182 peu spéciale ». Elle estime attacher beaucoup d'importance à l'alimentation, « démesurément je pense par rapport à ce qui… Enfin ouais la norme quoi ». En effet, elle a « engrangé pas mal de connaissances sur le sujet » ce qui la rend très consciente de la valeur nutritionnelle de chaque aliment, « trop consciente » même, et lui donne l'impression d'intellectualiser chaque prise alimentaire au point que cela soit gênant, contraignant. Par rapport à cette période de trouble en particulier, et à son alimentation de manière plus générale, Justine a assez naturellement cherché à trouver des repères dans les pratiques alimentaires de ses propres amis. Ces derniers ont ainsi occupé, et occupent toujours une place particulière dans le rapport à l’alimentation de Justine, que nous allons donc explorer.

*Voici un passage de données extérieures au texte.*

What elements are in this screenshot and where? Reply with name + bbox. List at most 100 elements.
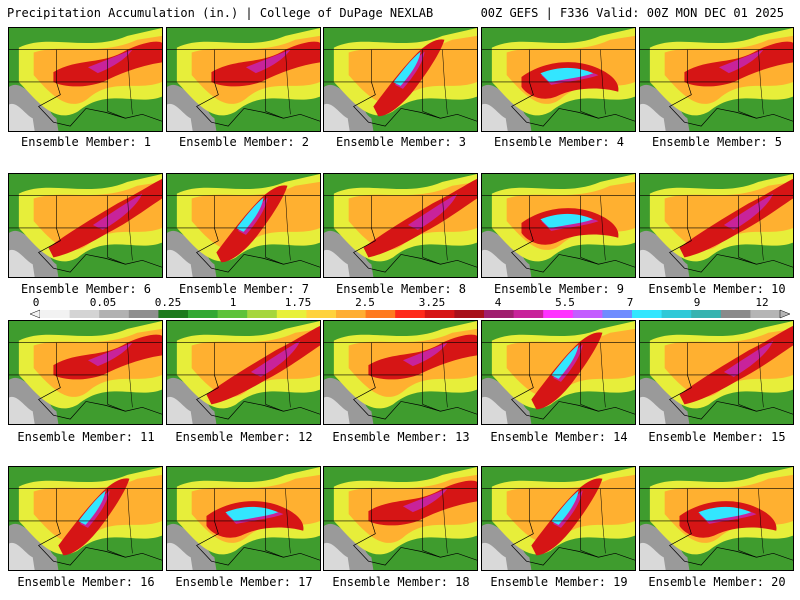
ensemble-member-label: Ensemble Member: 2 (178, 135, 310, 149)
precipitation-field (640, 174, 793, 277)
ensemble-member-map (481, 320, 636, 425)
colorbar-segment (632, 310, 663, 318)
precipitation-field (9, 321, 162, 424)
precipitation-field (324, 28, 477, 131)
ensemble-member-label: Ensemble Member: 1 (20, 135, 152, 149)
colorbar-segment (424, 310, 455, 318)
ensemble-member-label: Ensemble Member: 17 (175, 575, 313, 589)
ensemble-member-label: Ensemble Member: 7 (178, 282, 310, 296)
precipitation-field (482, 467, 635, 570)
ensemble-member-label: Ensemble Member: 4 (493, 135, 625, 149)
ensemble-member-label: Ensemble Member: 6 (20, 282, 152, 296)
ensemble-member-label: Ensemble Member: 9 (493, 282, 625, 296)
precipitation-field (482, 321, 635, 424)
run-valid-time: 00Z GEFS | F336 Valid: 00Z MON DEC 01 20… (480, 6, 784, 20)
colorbar-segment (217, 310, 248, 318)
ensemble-member-map (323, 27, 478, 132)
colorbar-min-arrow (29, 309, 41, 319)
colorbar-segment (572, 310, 603, 318)
colorbar-segment (513, 310, 544, 318)
ensemble-member-label: Ensemble Member: 13 (332, 430, 470, 444)
ensemble-member-map (639, 320, 794, 425)
precipitation-colorbar (29, 309, 791, 319)
colorbar-segment (602, 310, 633, 318)
colorbar-tick-label: 9 (693, 296, 701, 309)
colorbar-segment (720, 310, 751, 318)
precipitation-field (167, 321, 320, 424)
precipitation-field (640, 467, 793, 570)
precipitation-field (482, 174, 635, 277)
ensemble-member-label: Ensemble Member: 20 (648, 575, 786, 589)
ensemble-member-map (166, 320, 321, 425)
colorbar-tick-label: 0 (32, 296, 40, 309)
precipitation-field (167, 174, 320, 277)
ensemble-member-label: Ensemble Member: 10 (648, 282, 786, 296)
colorbar-segment (395, 310, 426, 318)
colorbar-segment (40, 310, 71, 318)
precipitation-field (9, 467, 162, 570)
colorbar-tick-label: 4 (494, 296, 502, 309)
precipitation-field (482, 28, 635, 131)
colorbar-segment (484, 310, 515, 318)
colorbar-segment (188, 310, 219, 318)
colorbar-tick-label: 7 (626, 296, 634, 309)
colorbar-tick-label: 12 (755, 296, 769, 309)
precipitation-field (167, 28, 320, 131)
precipitation-field (640, 321, 793, 424)
ensemble-member-map (166, 173, 321, 278)
ensemble-member-map (481, 27, 636, 132)
colorbar-segment (69, 310, 100, 318)
colorbar-segment (661, 310, 692, 318)
colorbar-segment (750, 310, 781, 318)
ensemble-member-map (639, 173, 794, 278)
precipitation-field (640, 28, 793, 131)
ensemble-member-label: Ensemble Member: 19 (490, 575, 628, 589)
ensemble-member-label: Ensemble Member: 18 (332, 575, 470, 589)
colorbar-segment (99, 310, 130, 318)
ensemble-member-map (8, 173, 163, 278)
precipitation-field (324, 467, 477, 570)
colorbar-tick-label: 1 (229, 296, 237, 309)
colorbar-tick-label: 2.5 (355, 296, 375, 309)
ensemble-member-label: Ensemble Member: 12 (175, 430, 313, 444)
ensemble-member-map (481, 466, 636, 571)
colorbar-max-arrow (779, 309, 791, 319)
precipitation-field (324, 321, 477, 424)
colorbar-tick-label: 1.75 (284, 296, 312, 309)
ensemble-member-label: Ensemble Member: 14 (490, 430, 628, 444)
map-title: Precipitation Accumulation (in.) | Colle… (7, 6, 434, 20)
ensemble-member-map (8, 466, 163, 571)
ensemble-member-map (166, 27, 321, 132)
precipitation-field (324, 174, 477, 277)
ensemble-member-map (639, 466, 794, 571)
precipitation-field (9, 174, 162, 277)
colorbar-segment (306, 310, 337, 318)
ensemble-member-label: Ensemble Member: 11 (17, 430, 155, 444)
ensemble-member-label: Ensemble Member: 15 (648, 430, 786, 444)
ensemble-member-label: Ensemble Member: 8 (335, 282, 467, 296)
colorbar-segment (158, 310, 189, 318)
colorbar-segment (128, 310, 159, 318)
colorbar-segment (454, 310, 485, 318)
ensemble-member-map (481, 173, 636, 278)
ensemble-member-map (8, 27, 163, 132)
colorbar-segment (543, 310, 574, 318)
colorbar-tick-label: 0.05 (89, 296, 117, 309)
ensemble-member-map (639, 27, 794, 132)
precipitation-field (9, 28, 162, 131)
ensemble-member-map (8, 320, 163, 425)
colorbar-tick-label: 3.25 (418, 296, 446, 309)
colorbar-segment (336, 310, 367, 318)
colorbar-segment (276, 310, 307, 318)
precipitation-field (167, 467, 320, 570)
ensemble-member-map (323, 466, 478, 571)
ensemble-member-map (166, 466, 321, 571)
colorbar-segment (247, 310, 278, 318)
colorbar-tick-label: 5.5 (555, 296, 575, 309)
ensemble-member-map (323, 173, 478, 278)
ensemble-member-label: Ensemble Member: 3 (335, 135, 467, 149)
colorbar-segment (365, 310, 396, 318)
colorbar-tick-label: 0.25 (154, 296, 182, 309)
ensemble-member-map (323, 320, 478, 425)
colorbar-segment (691, 310, 722, 318)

Alors que Justine était donc perdue dans la gestion de sa sélection alimentaire durant sa période de trouble, ses amis ont été une sorte de déclencheur lui faisant prendre conscience que son rapport à l’alimentation avait dévié de sa trajectoire : « au self j’étais vachement, enfin… Je me prenais un peu tout le temps des réflexions par mes potes, ils comprenaient pas trop… […] « ha ouais mais tu manges trop sain, nin-nin » ». Elle a donc cherché à prendre exemple sur ses amis afin de déterminer dans les grandes lignes ce qu'elle pouvait se permettre de manger. Le choix de ses amis était essentiellement motivé par l’homolalie (Héran, 1990) tel qu’elle nous l’a expliqué : « je me disais « il est autour de mon âge, ok, il mange ça, il fait à peu près autant de sport que moi donc c’est bien » quoi. « Ça c’est sain », enfin c’est instinctif ». Justine précise d’emblée qu’elle ne se plaçait pas dans une démarche de reproduction sans filtre des comportements qu’elle pouvait observer chez ses amis : « je recopiais pas forcément ce qu'ils mangeaient mais... Je vais un peu dans le même sens de ce qu'ils mangeaient ». Encore maintenant elle se compare souvent à eux et prends régulièrement des produits qu’elle juge « moins sains » pour « être un peu dans le groupe » dans la mesure où elle estime que si ses camarades dont elle juge qu'ils entretiennent un rapport sain à l'alimentation se le permettent, elle le peut également : « Je pense que maintenant, des fois je fais limite exprès de pas prendre des trucs trop sains pour ben peut-être être un peu dans le groupe si je sais pas, y’a un gâteau au chocolat ça va être l’évènement du midi (rire) et donc pour être un petit peu dans le côté groupe je vais prendre un petit peu la même chose que les autres quoi ». Le repère que lui fournissent ses amis importe à tel point que les périodes de vacances sont des moments compliqués dans la gestion alimentaire

183 de Justine. Elle trouve dans le contexte du self un espace de consommation plus rassurant lui permettant de se détacher un peu plus de son rapport complexe à la nourriture : « manger au self pour moi c’est un moment où heu… Ben comme je suis avec mes amis je suis plus… Enfin, et que c’est pas moi qui prépare ce que je mange (hmhm), c’est plus simple en fait. De… De, de moins réfléchir à ce que mange parce que je me dis, bah tout le monde le fait donc c’est normal, alors que justement on fait plutôt gaffe à ce qu’on mange […] ça fait comme si j’étais moins responsable en fait heu… De ce que je vais manger, donc c’est moins grave, je me laisse plus aller… ». Cette socialisation secondaire par les pairs ne consiste au final pas en la proposition d’un modèle alimentaire qui serait consonant ou dissonant par rapport à celui hérité de sa socialisation primaire, mais représente un outil lui permettant de retrouver son équilibre alimentaire au regard de la quantité de pratique sportive hebdomadaire qu’elle a, dans le respect continu du modèle alimentaire familial.